Als Kind der Siebziger kennt man sie aus eigener „Anhörung“: die Blockflöte. Keine Familienfeier, kein Weihnachten, ob in der Kirche oder unterm Tannenbaum im trauten elterlichen Heim, war zu jener Zeit denkbar ohne dieses hölzerne Teil. Selten wurde dieses Instrument dabei von Profis „gehändelt“, meist von enthusiastischen Amateuren in der präpubertären Phase ihrer Menschwerdung. Es gab aber auch andere (Erweckungs-)Erlebnisse um die Blockflöte, zugegeben eher selten, wie etwa ein Konzert eines (semi-)professionellen Blockflöten-Orchesters in der halligen Akustik einer Kirche. Da klang das verrufene Instrument plötzlich weder schrill noch gequält, sondern traumhaft harmonisch, zuweilen gar nach einer trefflich intonierten Orgel, nach Musik aus einer anderen Sphäre.
Die Flötistn Agnès Blanche Marc und die Organistin Helene von Rechenberg zeigen mit ihrer CD nun auf höchst professionellem Niveau, dass David und Goliath keine Gegensätze sein müssen, dass es hier nicht um Klein gegen Groß geht, auch nicht darum, wer den längeren Atem hat. Vielmehr schauen die Interpretinnen auf die Gemeinsamkeiten beider Instrumente und finden dabei zu einem erstaunlich homogenen Miteinander, sowohl klanglich als auch musikalisch. Mitunter muss man genau hinhören, um die Orgel- von der Flötenstimme zu unterscheiden. Aber das Ganze ist mehr als nur Orgel, erweitert um ein weiteres „Flöten-Register“: Es ist ein musikalischer Dialog, der, auch wenn er in klar choreografierten Bahnen verläuft, eines nie außer Acht lässt: den gepflegtem Umgangston.
Die beiden Musikerinnen sind mit Elan bei der Sache, in ihrem Tun stets agil und lebendig. Und genau das ist es, was diese CD so faszinierend macht: Alles wirkt authentisch, natürlich und frei von jeglicher Künstelei, weit entfernt von synthetischer Studioproduktion.

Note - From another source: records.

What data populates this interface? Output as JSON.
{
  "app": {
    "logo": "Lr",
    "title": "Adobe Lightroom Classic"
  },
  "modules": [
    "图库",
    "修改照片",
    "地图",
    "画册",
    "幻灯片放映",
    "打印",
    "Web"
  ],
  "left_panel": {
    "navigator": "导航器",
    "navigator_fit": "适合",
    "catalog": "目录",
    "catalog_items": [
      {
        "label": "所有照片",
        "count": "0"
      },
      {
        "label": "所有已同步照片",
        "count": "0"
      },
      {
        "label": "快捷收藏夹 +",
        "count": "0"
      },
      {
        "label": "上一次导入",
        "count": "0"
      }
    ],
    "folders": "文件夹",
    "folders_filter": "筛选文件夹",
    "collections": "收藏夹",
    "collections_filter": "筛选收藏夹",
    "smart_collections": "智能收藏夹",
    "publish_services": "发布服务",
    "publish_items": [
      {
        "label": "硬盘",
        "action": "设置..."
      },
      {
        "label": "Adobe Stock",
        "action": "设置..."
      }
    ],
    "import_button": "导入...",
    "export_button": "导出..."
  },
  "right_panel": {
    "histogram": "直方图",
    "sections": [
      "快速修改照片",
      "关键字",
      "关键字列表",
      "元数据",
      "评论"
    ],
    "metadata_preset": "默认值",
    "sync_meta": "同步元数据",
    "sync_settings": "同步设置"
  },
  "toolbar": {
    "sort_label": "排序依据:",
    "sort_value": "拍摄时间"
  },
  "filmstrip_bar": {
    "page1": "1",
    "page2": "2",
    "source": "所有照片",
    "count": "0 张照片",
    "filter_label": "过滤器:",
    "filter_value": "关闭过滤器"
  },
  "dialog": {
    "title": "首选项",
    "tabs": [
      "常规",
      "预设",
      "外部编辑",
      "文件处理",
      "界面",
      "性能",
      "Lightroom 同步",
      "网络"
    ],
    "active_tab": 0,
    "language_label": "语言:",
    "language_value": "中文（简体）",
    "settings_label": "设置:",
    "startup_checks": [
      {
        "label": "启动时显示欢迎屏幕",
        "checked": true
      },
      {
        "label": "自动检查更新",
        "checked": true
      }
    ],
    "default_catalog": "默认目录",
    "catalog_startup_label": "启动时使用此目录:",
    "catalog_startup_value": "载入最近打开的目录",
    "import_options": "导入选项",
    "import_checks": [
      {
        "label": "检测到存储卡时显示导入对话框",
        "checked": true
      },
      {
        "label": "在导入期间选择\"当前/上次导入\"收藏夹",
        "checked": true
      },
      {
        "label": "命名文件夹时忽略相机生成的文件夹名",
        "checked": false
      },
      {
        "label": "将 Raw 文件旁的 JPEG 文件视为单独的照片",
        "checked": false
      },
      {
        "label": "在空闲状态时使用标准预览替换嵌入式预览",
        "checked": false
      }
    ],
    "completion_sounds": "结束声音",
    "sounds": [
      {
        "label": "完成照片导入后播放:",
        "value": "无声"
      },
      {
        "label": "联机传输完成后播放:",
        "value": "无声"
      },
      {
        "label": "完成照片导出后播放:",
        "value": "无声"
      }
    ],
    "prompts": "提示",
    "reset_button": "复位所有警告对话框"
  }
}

Die Musik ist wunderbar beredt und atmet zu jeder Zeit. Auch wenn sich die Flöte gelegentlich in den Höhen schon mal etwas aufdringlich in den Vordergrund spielt, insgesamt zeichnet sich die Aufnahme durch eine angenehme Klang- und Klangfarbenbalance aus.
Zu hören sind ausschließlich Wer­ke von Johann Sebastian Bach, so die bekannte Es-Dur-Flötensonate, die Sonate h-Moll BWV 1030, für Organisten dann besonders interessant Adaptionen des Choraltrios „Herr Jesu Christ dich zu uns wend`“ BWV 655 sowie der Triosonate d-Moll für Orgel BWV 527.
Diese CD ist sicherlich nichts für Orgel-Freaks, denen der Tutti-Knopf das liebste „Register“ einer jeden Orgel ist. Diese CD ist vielmehr ein wunderbarer Ruhepol in einer inzwischen martialisch laut gewordenen Orgelwelt, gedacht für alle, die – auch als Organistinnen und Organisten – noch (immer) ein Ohr für das Leise, für die Schönheit einzelner Stimmen respektive Register haben.